The options in part (a) calculate a numerical value from the random sample death_eaters. This fits the definition of a statistic.


Difficulty: ⭐️⭐️

The average score on this problem was 82%.


Problem 39.3

Suppose you have access to a function called estimate, which takes in a Series of Death Eater ID numbers and returns an estimate for N. Fill in the blanks below to do the following:

    boot_estimates = np.array([])
    
    for i in np.arange(10000):
        boot_estimates = np.append(boot_estimates, __(a)__)

    left_72 = __(b)__
    

What goes in blank (a)?

Answer: estimate(death_eaters.sample(death_eaters.shape[0], replace=True).get("ID"))

In the given code, we use a for loop to generate 10,000 bootstrapped estimates of N and append them to the array boot_estimates.
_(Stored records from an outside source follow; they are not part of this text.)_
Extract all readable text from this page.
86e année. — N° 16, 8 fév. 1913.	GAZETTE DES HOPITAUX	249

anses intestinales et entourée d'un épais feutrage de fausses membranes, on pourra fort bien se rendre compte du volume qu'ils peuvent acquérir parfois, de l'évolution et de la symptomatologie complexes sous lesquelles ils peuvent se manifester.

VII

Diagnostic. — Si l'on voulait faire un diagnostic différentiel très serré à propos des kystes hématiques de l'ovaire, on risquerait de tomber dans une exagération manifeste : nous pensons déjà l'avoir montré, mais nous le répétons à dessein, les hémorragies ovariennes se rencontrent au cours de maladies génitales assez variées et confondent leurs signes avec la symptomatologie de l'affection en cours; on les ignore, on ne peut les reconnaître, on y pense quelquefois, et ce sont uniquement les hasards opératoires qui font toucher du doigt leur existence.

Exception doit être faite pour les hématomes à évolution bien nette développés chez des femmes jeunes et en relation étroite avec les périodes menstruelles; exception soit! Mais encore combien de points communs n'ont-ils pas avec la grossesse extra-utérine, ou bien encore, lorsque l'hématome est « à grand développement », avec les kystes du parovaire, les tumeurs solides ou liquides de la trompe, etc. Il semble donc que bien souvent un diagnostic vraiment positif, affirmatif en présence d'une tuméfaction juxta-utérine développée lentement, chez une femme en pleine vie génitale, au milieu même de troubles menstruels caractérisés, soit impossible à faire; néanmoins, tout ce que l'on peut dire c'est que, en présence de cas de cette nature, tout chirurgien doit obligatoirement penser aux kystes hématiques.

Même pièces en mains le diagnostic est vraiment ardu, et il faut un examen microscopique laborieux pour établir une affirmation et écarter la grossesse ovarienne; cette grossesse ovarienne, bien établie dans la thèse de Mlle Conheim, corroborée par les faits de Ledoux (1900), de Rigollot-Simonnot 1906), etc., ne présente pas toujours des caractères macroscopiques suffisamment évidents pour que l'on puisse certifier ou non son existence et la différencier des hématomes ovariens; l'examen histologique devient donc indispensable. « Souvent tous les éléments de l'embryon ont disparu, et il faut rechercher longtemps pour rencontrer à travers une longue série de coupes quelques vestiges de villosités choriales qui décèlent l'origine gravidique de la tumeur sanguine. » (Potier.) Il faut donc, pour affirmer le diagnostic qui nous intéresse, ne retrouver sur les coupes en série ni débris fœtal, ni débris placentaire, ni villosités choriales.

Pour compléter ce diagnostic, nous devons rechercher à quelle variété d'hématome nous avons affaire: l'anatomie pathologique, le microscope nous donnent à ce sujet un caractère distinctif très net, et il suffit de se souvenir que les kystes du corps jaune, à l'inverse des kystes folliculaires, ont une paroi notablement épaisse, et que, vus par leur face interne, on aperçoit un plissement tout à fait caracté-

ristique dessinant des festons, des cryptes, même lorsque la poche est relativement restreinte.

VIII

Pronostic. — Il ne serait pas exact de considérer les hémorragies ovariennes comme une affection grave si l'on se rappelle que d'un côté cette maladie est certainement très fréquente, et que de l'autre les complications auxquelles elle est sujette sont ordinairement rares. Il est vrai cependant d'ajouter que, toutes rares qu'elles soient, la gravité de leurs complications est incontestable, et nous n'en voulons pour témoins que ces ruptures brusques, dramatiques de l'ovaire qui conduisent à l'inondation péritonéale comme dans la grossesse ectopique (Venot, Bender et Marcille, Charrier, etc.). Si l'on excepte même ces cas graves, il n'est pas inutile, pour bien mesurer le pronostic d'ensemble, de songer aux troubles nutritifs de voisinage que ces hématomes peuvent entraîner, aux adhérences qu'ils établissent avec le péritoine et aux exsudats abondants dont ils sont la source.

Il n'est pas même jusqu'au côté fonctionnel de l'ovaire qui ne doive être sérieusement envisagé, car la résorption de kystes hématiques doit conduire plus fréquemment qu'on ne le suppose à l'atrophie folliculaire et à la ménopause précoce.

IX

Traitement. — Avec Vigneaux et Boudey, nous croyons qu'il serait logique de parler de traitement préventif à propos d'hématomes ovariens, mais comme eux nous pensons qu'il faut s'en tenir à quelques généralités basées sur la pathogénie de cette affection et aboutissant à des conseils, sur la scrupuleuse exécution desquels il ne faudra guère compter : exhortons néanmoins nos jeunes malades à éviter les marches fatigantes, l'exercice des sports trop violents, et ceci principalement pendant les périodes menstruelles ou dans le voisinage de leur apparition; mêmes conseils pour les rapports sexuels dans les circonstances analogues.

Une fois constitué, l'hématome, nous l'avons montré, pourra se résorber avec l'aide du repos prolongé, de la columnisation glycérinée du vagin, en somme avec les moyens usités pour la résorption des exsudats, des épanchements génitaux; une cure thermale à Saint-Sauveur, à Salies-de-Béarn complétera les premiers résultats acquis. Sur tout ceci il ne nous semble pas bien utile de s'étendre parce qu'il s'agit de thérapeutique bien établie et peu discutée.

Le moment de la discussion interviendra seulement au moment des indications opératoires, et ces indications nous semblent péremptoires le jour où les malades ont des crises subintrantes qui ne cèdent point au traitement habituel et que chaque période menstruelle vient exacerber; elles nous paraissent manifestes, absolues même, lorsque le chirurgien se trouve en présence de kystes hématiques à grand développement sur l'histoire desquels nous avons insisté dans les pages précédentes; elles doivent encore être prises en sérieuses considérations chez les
Blank (a) specifically computes one bootstrapped estimate of N. Here’s how key parts of the solution work:

  • death_eaters.sample(death_eaters.shape[0], replace=True): To bootstrap, we need to resample the data with replacement. The sample() function (see here) takes as arguments the sample size (death_eaters.shape[0]) and whether to replace (replace=True).

  • .get("ID"): Since estimate() takes a Series as input, we need to extract the ID column from the resample.

  • estimate(): The resampled ID column is passed into the estimate() function to generate one bootstrapped estimate of N.


Difficulty: ⭐️⭐️⭐️

The average score on this problem was 62%.


Problem 39.4

What goes in blank (b)?

Answer: np.percentile(boot_estimates, 14)

A 72% confidence interval captures the middle 72% of our distribution. This leaves 28% of the data outside the interval, with 14% from the lower tail and 14% from the upper tail. Thus, the left endpoint corresponds to the 14th percentile of boot_estimates. The np.percentile() function (see here) takes as arguments the array to compute the percentile (boot_estimates) and the desired percentile (14).


Difficulty: ⭐️

The average score on this problem was 91%.